After informed consent was obtained, a combined spinal epidural (CSE) was performed under sterile fashion in the sitting position. Using a midline approach, a 18G 3.5 inch Tuohy needle was advanced with a loss of resistance technique with saline and the epidural space was identified at a depth of 7 cm. A 27 ga 4 11/16 inch Whitacre spinal needle was advanced through epidural needle and after clear CSF, bupivacaine 12 mg, fentanyl 20 mcg and PF morphine 150 mcg was administered. A 20 ga catheter was then threaded into the epidural space. She underwent an uncomplicated classical CS. Due to the length of the case, 3 ml of lidocaine 2% was administered via the epidural catheter towards the end of the case to extend anesthesia coverage. Patient had a satisfactory recovery and was discharged three days later without any anesthetic or neurologic complications.

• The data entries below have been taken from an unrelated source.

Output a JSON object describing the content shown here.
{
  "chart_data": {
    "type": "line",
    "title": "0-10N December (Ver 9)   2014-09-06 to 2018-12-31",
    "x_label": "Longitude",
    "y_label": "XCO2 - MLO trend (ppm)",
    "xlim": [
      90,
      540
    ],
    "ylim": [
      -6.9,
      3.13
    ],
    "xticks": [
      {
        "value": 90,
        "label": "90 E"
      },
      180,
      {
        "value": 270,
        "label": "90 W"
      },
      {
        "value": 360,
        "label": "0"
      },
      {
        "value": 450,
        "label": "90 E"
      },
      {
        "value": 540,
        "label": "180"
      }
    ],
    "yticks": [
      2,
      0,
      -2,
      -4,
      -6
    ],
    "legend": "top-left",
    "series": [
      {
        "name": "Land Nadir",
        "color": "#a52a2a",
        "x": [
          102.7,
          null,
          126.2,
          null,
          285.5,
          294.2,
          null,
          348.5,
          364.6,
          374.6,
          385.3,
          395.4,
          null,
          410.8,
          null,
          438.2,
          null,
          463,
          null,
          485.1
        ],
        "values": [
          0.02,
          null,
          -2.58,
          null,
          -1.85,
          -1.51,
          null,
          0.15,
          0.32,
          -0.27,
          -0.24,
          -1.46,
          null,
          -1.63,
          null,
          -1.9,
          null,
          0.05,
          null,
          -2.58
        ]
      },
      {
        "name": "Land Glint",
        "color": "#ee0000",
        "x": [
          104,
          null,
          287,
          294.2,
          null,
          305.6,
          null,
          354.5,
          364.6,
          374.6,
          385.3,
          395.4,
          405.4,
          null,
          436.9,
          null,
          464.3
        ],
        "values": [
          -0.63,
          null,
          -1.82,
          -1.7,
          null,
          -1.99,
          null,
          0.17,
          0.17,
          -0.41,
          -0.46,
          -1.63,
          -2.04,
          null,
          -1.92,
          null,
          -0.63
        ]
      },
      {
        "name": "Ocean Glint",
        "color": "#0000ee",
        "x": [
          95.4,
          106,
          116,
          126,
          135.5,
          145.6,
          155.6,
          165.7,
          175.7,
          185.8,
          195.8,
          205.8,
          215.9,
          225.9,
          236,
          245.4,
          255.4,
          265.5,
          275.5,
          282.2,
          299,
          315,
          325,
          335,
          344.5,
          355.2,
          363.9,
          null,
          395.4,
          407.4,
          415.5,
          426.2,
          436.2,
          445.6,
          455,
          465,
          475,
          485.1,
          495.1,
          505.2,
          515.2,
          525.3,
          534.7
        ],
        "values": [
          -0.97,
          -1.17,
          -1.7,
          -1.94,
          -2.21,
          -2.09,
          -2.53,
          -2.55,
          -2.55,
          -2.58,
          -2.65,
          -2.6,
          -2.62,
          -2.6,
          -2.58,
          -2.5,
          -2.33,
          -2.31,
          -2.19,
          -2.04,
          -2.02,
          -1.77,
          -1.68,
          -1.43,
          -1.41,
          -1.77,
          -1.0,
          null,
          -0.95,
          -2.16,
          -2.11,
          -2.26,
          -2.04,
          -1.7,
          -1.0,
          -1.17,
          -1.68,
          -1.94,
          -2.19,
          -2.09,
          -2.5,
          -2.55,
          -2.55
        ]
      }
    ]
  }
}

Conclusion: ACM-I is a rare disorder and consists of the downward displacement of the cerebellar tonsils through the foramen magnum. This case was quite challenging due to her large BMI, three previous CS and pseudotumor cerebri. Although there is a paucity of cases of ACM and pregnancy, both general and neuraxial anesthesia have been used in these cases. General anesthesia carries the risk of hypoxia, and a hypertensive response with subsequent increased in ICP especially on induction and emergence. However, an elevated ICP would be a contraindication for neuraxial anesthesia, with the potential for herniation, especially with an accidental dural puncture with an epidural needle. However, in light of a normal ICP and the potential surgical technical difficulty with this case, we chose to perform a careful CSE and utilize a small spinal needle with good results.
Ultimately, each case should be individualized, evaluating risks and benefits along with the mode of delivery and utilizing a multidisciplinary approach.